Two summers ago, my wife and I enjoyed an extended, and very agreeable, weekend in Valencia. What we hadn't realised when making the most of easyjet's decision to add this marvellously historic city to its list of scheduled destinations was that our low-cost jaunt coincided with Valencia's hosting of the America's Cup.

Although neither of us sail, we both love sport and so we went to see what all the fuss was about, catching a tram to Valencia's specially-extended marina.

The place was heaving with people, few of whom could determine precisely what was taking place perhaps a mile out to sea (the large screens in every marina-side bar showed the action in detail), but the sense of being present at a major sporting event and undercurrent of bubbling excitement was palpable. If you're going to watch some sailing for the first time, I'd recommend you catch the America's Cup.

Michael Hutchinson's introduction to the event came in 1983 when the Americans, then enjoying sport's longest-ever unbeaten run of 132 years, were taking on the Australians, racing on board a yacht with a revolutionary keel. The Aussies won, an outcome which persuaded the author that a life as a professional sportsman would suit him - he became a cyclist by default.

Hutchinson writes with a tone that makes the reader feel he's listening to a series of rather pleasant, often extremely funny, anecdotes. He frequently delivers a great turn of phrase, such as when he is "wandering around my mental attic, looking in old suitcases for memories to enjoy" or describing 'posh people' (whatever they are) and their "velvet-lined journey through life."

As a boy, Hutchinson became obsessed with sailing, although this evaporated when he arrived at college and adapted an impressive line in Ian Paisley impersonations in an attempt to charm young females instead.

Yet after succeeding as an accidental cyclist, he falls back in love with sailing. In many respects, this often very funny successor to The Hour , his first book, could be called a 'voyage of re-discovery', one upon which the author is keen for us to embark with him. Booking your berth is recommended, even if your knowledge of sailing extends no further than being enthralled by Captain Birds Eye commercials as a child.
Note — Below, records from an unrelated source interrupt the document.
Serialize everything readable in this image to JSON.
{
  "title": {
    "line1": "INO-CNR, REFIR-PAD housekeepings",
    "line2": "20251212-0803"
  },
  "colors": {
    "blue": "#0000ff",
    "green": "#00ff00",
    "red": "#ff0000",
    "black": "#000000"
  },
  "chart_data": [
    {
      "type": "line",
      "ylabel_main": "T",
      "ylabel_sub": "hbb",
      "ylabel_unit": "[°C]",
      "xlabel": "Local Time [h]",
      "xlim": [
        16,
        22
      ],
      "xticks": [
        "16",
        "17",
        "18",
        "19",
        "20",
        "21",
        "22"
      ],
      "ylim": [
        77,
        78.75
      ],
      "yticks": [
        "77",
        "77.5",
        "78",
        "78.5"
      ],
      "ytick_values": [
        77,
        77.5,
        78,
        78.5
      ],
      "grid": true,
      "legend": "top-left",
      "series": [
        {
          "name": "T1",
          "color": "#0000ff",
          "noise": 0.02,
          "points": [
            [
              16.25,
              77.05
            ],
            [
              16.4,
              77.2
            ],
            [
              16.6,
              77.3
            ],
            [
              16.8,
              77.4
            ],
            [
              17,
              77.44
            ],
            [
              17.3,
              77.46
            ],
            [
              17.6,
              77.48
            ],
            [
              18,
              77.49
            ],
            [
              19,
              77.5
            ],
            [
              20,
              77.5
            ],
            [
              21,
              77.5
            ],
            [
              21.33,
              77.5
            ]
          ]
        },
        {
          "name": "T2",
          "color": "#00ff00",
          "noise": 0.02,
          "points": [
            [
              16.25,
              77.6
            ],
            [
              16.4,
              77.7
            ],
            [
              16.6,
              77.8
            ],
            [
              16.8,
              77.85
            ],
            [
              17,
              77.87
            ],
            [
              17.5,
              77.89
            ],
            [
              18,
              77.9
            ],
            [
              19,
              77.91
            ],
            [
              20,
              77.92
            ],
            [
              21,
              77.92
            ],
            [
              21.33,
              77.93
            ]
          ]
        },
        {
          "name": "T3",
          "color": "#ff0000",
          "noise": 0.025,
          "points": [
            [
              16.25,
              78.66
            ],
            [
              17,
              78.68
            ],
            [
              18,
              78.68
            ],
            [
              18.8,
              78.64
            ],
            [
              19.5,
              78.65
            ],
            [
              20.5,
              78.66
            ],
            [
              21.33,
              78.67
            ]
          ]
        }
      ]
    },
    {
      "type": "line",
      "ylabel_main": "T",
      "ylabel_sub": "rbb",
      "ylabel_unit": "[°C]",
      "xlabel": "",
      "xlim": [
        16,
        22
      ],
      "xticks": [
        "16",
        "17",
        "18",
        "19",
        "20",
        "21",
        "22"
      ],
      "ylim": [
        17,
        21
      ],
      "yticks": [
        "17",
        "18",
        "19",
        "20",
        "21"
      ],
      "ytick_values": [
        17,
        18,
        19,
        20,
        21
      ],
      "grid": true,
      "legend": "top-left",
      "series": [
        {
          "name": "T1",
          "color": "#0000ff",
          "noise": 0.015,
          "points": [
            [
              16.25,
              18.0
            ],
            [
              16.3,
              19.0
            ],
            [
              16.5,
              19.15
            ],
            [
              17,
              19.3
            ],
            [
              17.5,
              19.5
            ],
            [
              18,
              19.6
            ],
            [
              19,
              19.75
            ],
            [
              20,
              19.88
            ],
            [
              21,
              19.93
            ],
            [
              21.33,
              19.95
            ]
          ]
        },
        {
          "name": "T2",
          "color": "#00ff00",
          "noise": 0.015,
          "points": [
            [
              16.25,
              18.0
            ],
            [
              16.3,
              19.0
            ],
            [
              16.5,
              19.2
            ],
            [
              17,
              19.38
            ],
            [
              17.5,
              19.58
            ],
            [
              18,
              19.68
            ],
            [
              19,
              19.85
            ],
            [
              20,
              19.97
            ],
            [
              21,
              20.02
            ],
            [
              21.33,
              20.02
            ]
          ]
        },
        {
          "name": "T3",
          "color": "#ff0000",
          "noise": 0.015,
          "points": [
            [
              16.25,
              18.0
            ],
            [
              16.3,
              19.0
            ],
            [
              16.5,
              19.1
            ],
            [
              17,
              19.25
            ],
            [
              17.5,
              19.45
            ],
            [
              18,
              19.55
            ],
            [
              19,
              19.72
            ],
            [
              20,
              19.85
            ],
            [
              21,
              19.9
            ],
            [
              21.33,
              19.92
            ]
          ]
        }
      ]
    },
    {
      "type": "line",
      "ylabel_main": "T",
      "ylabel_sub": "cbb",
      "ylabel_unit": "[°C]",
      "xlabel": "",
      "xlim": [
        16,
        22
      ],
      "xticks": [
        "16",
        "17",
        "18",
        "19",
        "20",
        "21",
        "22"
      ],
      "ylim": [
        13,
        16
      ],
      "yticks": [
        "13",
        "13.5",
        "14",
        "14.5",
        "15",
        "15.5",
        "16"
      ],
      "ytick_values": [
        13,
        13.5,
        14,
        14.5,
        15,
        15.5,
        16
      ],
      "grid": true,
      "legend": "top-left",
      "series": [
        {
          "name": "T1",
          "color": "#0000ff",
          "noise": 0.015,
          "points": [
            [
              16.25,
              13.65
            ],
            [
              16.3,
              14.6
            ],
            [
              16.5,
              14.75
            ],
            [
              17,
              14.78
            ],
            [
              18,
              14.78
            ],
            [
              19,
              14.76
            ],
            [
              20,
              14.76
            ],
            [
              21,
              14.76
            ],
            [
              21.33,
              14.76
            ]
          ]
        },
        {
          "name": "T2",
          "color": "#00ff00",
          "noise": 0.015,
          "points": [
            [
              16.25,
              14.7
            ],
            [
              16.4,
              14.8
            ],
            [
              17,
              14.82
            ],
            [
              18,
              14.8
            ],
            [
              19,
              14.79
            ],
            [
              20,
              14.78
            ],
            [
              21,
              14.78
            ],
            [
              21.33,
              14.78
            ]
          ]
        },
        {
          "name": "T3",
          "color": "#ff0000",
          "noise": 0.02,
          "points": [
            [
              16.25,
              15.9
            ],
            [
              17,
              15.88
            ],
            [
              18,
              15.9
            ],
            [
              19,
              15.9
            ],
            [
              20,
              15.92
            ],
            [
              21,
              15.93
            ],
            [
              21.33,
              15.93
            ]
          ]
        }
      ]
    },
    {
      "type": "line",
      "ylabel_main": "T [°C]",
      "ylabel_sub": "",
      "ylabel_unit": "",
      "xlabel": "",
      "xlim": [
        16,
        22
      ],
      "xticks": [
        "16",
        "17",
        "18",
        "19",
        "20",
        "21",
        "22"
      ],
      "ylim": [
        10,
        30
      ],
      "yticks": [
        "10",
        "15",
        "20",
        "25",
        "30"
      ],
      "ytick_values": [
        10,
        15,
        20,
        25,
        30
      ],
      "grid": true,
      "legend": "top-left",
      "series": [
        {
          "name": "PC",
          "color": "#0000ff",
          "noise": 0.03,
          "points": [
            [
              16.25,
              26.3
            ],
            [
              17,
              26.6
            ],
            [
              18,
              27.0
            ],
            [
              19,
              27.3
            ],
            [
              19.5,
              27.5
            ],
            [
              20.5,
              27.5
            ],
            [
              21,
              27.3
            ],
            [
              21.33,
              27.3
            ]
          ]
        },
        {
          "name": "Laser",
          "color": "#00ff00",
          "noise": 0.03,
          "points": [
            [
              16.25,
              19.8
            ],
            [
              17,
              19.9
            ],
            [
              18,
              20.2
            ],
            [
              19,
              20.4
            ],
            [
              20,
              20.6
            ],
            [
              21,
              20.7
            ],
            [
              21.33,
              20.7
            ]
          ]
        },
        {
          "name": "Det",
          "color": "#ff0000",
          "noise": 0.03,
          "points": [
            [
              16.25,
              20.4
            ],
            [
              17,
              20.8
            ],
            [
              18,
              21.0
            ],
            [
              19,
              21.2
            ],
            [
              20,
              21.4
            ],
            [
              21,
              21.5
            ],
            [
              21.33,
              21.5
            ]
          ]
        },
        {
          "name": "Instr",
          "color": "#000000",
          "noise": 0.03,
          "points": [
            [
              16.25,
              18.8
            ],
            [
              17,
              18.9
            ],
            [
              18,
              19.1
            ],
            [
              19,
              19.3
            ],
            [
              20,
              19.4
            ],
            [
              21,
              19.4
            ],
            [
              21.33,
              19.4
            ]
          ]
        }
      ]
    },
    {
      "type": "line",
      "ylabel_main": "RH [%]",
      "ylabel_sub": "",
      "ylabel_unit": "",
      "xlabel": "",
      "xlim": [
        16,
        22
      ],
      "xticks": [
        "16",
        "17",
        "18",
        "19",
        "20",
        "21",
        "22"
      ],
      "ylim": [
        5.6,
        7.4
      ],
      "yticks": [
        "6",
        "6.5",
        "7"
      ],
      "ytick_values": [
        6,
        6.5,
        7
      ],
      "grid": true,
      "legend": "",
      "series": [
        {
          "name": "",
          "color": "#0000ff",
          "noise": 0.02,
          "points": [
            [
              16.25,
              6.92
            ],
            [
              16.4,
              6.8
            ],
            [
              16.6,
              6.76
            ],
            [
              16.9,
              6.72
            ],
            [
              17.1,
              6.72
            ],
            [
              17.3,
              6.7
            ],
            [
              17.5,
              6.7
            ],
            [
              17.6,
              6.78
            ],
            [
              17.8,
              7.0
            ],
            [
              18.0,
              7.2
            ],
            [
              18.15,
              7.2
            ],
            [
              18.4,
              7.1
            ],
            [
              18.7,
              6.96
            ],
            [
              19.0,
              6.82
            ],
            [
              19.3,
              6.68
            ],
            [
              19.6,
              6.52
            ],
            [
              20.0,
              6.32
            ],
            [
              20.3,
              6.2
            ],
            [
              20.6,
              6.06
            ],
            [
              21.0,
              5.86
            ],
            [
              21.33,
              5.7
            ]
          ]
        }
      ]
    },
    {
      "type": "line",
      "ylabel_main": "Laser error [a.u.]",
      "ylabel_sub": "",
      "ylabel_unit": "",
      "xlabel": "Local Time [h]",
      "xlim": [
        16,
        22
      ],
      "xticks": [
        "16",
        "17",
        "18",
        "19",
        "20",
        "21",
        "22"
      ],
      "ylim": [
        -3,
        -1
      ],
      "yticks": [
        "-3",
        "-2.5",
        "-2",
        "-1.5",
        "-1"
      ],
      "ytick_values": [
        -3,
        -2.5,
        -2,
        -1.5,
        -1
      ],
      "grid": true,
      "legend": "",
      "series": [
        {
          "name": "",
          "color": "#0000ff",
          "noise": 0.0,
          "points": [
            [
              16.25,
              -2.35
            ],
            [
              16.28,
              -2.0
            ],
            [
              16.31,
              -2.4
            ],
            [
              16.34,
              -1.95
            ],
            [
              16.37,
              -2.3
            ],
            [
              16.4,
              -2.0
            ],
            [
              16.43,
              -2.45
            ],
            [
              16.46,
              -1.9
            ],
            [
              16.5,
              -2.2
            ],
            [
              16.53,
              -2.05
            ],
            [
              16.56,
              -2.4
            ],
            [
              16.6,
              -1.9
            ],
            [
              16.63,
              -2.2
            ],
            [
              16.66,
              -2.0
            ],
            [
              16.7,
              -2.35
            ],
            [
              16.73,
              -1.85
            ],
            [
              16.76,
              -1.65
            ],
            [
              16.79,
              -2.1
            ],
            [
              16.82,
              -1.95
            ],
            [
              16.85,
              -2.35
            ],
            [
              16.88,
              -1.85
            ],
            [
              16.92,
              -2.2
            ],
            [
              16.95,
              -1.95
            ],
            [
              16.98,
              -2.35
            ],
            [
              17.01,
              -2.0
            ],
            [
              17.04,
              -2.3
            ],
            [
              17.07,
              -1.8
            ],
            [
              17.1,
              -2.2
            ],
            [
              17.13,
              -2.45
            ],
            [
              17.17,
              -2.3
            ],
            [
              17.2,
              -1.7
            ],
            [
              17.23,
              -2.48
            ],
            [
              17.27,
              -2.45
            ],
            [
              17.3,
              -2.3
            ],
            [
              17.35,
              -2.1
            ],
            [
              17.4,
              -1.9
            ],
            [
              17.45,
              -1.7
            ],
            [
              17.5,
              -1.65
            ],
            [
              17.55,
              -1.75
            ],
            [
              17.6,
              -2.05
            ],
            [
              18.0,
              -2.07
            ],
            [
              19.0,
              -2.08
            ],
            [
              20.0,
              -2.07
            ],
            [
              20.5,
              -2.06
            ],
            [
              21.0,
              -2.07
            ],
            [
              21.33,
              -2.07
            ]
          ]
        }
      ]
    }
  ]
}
The narrative is laden with character descriptions that ring alarmingly true: there's the prospective boat captain who issued Hutchinson with his four on-board rules. "Easy to remember," he says, "all begin with B: no Birds, Booze, Blasphemy or Buggery. At least not while we're at sea." Then there's a co-crew member Will, who joins the author on a race from Cowes, wearing "electric blue thermal leggings with shorts and sailing boots, and clearly felt this was an acceptable way to be seen in public."

For many years, Hutchinson's only sailing was on a cross-channel ferry. We should be glad he re-discovered his love for 'proper' sailing for his sense of achievement, such as is evident when he arrives at the end of a race in La Rochelle, is uplifting for the reader. Even if the closest you've come to sailing is watching it by mistake on an obscure, late-night satellite channel, you will enjoy this excellent account of an amateur all at sea - in the nicest possible sense, of course.